ENGINEERING • Product deep dive

Draft, Publish, Watch: Version Control and a Debugger for AI Agents

Falcon Builder TeamJune 11, 202610 min read

Every software engineer takes two things for granted. The first is version control — you work on a draft, you ship a deliberate release, and if the release is wrong you roll back to the last good one. The second is a debugger — when something breaks, you watch it run and see exactly where it falls over.

People building AI agents have lived without both. Visual workflow tools save your edits straight into the thing that's running in production, and when a run misbehaves your only recourse is to open a logs panel and read. As agents move from demos into production — answering real customers, moving real money — that gap stops being a nuisance and becomes a liability.

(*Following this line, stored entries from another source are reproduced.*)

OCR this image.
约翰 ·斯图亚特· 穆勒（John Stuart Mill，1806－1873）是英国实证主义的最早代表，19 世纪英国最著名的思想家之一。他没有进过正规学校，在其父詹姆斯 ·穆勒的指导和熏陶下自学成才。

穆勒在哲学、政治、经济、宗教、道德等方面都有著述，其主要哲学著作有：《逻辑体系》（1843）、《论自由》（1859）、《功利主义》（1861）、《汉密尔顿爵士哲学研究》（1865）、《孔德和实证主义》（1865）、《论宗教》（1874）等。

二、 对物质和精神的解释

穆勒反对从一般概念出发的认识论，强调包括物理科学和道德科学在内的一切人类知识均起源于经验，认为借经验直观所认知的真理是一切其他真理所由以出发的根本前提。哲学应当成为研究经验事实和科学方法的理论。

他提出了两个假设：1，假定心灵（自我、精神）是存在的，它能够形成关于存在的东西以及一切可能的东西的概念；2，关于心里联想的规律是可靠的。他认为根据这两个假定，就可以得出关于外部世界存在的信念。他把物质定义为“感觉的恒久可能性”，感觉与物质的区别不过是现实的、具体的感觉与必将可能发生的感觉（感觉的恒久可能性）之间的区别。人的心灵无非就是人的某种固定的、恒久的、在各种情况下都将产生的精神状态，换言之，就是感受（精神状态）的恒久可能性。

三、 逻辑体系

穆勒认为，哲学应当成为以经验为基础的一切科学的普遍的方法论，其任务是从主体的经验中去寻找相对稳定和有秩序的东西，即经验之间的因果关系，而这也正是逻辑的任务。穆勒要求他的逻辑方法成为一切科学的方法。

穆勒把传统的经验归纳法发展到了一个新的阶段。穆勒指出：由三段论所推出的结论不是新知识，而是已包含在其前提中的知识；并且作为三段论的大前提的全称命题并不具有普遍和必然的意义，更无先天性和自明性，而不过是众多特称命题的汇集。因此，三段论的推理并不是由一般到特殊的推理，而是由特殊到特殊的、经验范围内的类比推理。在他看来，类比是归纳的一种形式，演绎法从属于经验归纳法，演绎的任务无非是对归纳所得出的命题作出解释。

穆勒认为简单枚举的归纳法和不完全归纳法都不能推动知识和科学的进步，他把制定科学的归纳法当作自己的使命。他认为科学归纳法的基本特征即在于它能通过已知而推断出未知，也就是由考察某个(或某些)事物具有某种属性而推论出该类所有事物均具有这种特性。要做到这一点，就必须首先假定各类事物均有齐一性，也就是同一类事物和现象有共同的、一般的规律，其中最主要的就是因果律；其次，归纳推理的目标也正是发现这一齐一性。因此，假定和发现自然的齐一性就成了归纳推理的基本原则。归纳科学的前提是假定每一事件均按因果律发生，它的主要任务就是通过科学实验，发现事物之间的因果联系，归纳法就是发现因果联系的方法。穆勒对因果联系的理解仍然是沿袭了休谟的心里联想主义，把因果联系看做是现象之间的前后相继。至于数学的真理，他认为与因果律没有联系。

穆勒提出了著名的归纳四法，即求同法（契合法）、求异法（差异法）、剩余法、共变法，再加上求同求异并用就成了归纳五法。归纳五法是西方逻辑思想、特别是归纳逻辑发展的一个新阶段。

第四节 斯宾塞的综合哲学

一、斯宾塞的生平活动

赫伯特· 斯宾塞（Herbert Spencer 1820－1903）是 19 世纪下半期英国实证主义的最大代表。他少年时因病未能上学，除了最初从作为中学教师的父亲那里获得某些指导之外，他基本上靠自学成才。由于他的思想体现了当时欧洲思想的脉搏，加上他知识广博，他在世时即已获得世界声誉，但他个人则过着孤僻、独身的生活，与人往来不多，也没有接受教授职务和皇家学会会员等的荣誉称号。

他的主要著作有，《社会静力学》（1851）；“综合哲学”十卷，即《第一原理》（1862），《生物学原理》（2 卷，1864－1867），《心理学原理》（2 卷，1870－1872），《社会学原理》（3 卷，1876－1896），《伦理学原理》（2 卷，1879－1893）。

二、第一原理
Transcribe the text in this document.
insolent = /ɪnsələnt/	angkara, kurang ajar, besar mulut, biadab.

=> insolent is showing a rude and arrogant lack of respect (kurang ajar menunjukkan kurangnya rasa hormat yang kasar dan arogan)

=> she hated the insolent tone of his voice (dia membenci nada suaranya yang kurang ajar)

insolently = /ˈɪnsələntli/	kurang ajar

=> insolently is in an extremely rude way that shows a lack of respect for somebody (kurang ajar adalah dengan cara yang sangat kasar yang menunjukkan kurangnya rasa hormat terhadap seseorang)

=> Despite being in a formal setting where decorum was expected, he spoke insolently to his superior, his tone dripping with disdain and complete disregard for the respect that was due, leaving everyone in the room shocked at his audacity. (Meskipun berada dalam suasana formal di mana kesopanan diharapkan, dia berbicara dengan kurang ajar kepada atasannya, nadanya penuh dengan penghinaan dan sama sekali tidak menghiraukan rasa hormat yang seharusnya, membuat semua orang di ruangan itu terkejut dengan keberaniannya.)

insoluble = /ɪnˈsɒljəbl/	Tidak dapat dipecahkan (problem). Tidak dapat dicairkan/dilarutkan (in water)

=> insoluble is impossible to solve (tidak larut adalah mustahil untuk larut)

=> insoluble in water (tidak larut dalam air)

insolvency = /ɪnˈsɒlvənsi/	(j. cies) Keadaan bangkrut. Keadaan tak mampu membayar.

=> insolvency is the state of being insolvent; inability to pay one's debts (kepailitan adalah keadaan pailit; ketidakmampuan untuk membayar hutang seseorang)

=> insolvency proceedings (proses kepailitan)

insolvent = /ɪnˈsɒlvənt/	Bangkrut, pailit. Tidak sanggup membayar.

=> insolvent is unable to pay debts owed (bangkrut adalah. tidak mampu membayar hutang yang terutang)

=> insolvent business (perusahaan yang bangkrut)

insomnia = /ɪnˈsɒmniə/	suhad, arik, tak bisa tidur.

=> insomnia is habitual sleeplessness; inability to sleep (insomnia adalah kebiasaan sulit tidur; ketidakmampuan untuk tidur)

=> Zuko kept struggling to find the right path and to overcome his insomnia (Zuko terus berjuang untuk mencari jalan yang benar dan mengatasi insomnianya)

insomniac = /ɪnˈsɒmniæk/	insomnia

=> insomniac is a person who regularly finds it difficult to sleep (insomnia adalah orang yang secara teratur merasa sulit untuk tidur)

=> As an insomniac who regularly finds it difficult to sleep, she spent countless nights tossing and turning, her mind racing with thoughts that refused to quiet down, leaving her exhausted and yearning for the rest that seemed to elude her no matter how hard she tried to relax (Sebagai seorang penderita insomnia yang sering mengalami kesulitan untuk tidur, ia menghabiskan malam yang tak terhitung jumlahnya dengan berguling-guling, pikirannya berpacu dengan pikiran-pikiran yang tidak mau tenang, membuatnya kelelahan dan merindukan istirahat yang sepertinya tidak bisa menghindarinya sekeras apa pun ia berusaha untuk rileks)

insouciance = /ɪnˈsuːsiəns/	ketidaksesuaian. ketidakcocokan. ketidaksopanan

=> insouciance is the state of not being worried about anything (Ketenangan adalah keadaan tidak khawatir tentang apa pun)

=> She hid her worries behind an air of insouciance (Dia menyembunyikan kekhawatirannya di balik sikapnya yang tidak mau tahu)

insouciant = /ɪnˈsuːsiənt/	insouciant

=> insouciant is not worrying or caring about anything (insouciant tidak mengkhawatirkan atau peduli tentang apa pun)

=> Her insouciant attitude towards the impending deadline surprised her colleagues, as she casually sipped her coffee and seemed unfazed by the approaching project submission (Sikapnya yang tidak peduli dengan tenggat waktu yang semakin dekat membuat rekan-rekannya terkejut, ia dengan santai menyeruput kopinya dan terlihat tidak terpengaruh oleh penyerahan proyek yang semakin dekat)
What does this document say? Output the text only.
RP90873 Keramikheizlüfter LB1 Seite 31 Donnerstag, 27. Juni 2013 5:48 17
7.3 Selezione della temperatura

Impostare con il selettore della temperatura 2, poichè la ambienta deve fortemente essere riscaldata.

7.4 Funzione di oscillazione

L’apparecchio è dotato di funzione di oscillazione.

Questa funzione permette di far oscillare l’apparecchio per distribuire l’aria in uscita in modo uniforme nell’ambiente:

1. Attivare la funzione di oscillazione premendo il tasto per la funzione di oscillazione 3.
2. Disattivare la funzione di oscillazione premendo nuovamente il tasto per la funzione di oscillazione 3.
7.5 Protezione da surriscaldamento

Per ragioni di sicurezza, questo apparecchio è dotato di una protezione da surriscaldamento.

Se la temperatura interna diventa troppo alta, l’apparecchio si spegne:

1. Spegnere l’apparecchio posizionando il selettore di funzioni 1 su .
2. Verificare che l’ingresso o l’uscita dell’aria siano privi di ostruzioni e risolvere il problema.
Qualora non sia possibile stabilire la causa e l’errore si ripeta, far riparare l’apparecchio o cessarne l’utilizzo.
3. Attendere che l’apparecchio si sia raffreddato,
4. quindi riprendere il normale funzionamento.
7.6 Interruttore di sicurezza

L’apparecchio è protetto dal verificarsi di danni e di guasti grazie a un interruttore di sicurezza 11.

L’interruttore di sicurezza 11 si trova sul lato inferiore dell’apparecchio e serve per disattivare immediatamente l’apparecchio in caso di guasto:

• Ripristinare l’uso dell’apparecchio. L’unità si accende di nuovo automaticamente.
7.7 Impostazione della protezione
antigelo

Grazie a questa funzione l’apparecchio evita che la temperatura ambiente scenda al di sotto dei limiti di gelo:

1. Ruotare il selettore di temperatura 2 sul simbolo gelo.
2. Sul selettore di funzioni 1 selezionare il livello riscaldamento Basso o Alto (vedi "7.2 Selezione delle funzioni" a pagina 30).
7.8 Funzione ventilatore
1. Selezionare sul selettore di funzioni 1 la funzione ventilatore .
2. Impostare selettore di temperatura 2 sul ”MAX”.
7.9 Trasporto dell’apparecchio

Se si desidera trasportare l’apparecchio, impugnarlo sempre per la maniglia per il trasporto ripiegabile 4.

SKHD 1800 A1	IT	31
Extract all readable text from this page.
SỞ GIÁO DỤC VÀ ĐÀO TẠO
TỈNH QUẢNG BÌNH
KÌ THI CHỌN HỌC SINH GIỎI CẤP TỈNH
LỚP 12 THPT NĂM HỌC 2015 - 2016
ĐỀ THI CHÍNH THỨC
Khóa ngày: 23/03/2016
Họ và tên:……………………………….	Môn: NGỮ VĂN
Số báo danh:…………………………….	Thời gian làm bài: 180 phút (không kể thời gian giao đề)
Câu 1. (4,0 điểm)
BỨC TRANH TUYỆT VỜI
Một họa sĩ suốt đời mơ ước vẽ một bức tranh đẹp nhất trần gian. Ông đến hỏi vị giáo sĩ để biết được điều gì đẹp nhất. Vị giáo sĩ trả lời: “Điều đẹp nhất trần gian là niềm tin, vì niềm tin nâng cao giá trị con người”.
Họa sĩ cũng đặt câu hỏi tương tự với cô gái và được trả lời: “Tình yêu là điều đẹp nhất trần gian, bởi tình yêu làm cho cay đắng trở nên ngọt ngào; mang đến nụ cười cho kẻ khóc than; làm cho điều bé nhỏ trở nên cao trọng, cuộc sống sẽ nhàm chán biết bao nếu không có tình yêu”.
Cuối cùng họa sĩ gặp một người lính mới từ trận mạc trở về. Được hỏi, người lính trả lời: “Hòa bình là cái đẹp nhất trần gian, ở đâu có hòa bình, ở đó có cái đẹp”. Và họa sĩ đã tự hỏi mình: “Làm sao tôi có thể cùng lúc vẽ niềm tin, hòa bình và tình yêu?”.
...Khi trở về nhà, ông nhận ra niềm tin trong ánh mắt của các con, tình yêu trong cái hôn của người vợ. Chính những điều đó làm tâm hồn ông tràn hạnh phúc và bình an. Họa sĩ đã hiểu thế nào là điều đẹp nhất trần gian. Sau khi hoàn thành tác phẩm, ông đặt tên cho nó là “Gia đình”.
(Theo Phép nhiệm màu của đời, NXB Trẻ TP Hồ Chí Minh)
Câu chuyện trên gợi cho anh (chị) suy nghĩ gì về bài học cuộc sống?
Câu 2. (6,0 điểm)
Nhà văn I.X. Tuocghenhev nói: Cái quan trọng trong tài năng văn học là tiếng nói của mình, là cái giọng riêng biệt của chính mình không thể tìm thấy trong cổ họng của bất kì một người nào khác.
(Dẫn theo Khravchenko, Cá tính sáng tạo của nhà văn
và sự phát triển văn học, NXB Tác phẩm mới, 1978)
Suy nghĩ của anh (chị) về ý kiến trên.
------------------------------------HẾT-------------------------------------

Today we're closing it. Falcon Builder now has a real Draft → Publish lifecycle with full version history and one-click restore, and you can watch a test run light up node-by-node on the canvas instead of reading logs. This is a deep dive into both, why they're really the same idea, and how we built them without breaking a single workflow already in production.

A completed test run on the Falcon Builder canvas. The webhook trigger, Set Fields, and Webhook Response nodes are each outlined in green with a checkmark, and a run drawer reads 'Run completed — 3/3 nodes.'
A test run, watched on the canvas: every node goes green as the data flows through it. No logs panel required.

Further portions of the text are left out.